Ini mungkin mengapa dia pergi untuk berubah. Dia tampak cukup bersemangat untuk mandi, setidaknya. Merasa lega, dia menepuk dahinya dengan telapak tangannya, dan mendapati bahwa suhu tubuhnya sudah kembali normal.
” Ya, tidak demam. Itu bagus.”
“… Aku membuatmu khawatir.”
“ Itu kamu lakukan. Aku akan melakukan hal yang sama jika Kamu tidak jujur ​​tentang hal itu lain kali. “
Dia duduk di sebelah Mahiru dan mengatakan ini, dan dia menurunkan alisnya dengan cemas.
” Aku akan mencatat itu … Amane-kun, apakah kamu tidak akan marah jika aku menyusahkanmu lagi?”
” Masalah?”
” Seperti merawatku …”
“ Tidak mungkin aku merasa merepotkan. Apakah aku terlihat seperti orang yang kejam? ”
“… Tidak sama sekali. Aku tidak tahu apakah aku bisa bertanya lagi kepada Kamu. ”
“ Tanyakan kapan kamu harus bertanya. Kamu selalu mengambil semuanya untuk dirimu sendiri. ”
Mereka menghabiskan berbulan-bulan hidup bersama, tetapi dia memahami kepribadiannya dengan baik
Dia tidak akan bertanya pada orang lain, dan akan menyimpan semuanya di dalam hatinya, tidak mengungkapkan pikirannya yang sebenarnya. Dia membangun tembok tinggi, tidak ingin orang lain masuk, dan mencoba memisahkan dirinya dari orang lain.
” Yah, jika kamu tidak bisa percaya padaku, itu berarti aku tidak bisa diandalkan.”
“ I-itu tidak benar! Aku benar-benar percaya padamu, Amane-kun. ”
“ Nn. Maka jangan memaksakan diri. Meminta.”

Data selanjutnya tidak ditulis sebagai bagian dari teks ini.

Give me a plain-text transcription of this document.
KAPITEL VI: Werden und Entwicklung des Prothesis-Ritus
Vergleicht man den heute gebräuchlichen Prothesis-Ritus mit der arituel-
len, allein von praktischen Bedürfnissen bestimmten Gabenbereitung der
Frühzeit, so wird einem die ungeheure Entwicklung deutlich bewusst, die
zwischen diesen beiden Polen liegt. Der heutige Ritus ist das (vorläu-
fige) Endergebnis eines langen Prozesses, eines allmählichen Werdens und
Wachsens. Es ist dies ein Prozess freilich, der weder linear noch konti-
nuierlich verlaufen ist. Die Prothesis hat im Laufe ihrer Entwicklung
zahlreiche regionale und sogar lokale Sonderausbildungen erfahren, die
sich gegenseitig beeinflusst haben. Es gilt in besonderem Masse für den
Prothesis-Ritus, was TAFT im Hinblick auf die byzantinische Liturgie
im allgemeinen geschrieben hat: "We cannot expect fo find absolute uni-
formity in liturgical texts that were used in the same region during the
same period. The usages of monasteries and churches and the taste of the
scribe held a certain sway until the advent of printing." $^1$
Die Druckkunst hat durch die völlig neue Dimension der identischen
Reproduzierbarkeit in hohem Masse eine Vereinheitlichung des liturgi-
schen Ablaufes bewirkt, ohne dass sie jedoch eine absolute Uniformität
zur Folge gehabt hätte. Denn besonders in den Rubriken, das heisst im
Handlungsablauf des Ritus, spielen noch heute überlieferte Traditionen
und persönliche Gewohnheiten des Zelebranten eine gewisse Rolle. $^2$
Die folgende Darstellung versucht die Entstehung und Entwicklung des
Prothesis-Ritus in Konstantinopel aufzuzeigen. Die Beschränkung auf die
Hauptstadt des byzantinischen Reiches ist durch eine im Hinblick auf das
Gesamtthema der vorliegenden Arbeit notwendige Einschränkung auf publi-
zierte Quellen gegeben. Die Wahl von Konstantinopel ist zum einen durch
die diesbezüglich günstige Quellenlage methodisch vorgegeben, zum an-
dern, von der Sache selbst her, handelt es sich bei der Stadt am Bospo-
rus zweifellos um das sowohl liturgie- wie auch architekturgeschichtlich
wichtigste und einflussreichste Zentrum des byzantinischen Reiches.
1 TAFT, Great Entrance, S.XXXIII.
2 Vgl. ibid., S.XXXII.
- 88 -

Dia secara naluriah membelai kepala Mahiru, menunggu sampai dia diam, dan menyadari kesalahannya sendiri.
” Maaf. Kamu benci ini. “
“… Ini bukan, maksudku.”
Dia berkata, menggelengkan kepalanya, bukan untuk melepaskan tangannya, tetapi untuk menyangkal. Dia kemudian meletakkan dahinya di sikunya.
Amane merasakan sedikit beban bersandar padanya, dan jantungnya berdetak kencang. Dia diam-diam menepuk kepala Mahiru, dan mendengar bisikan yang sangat, sangat lembut “… terima kasih banyak”.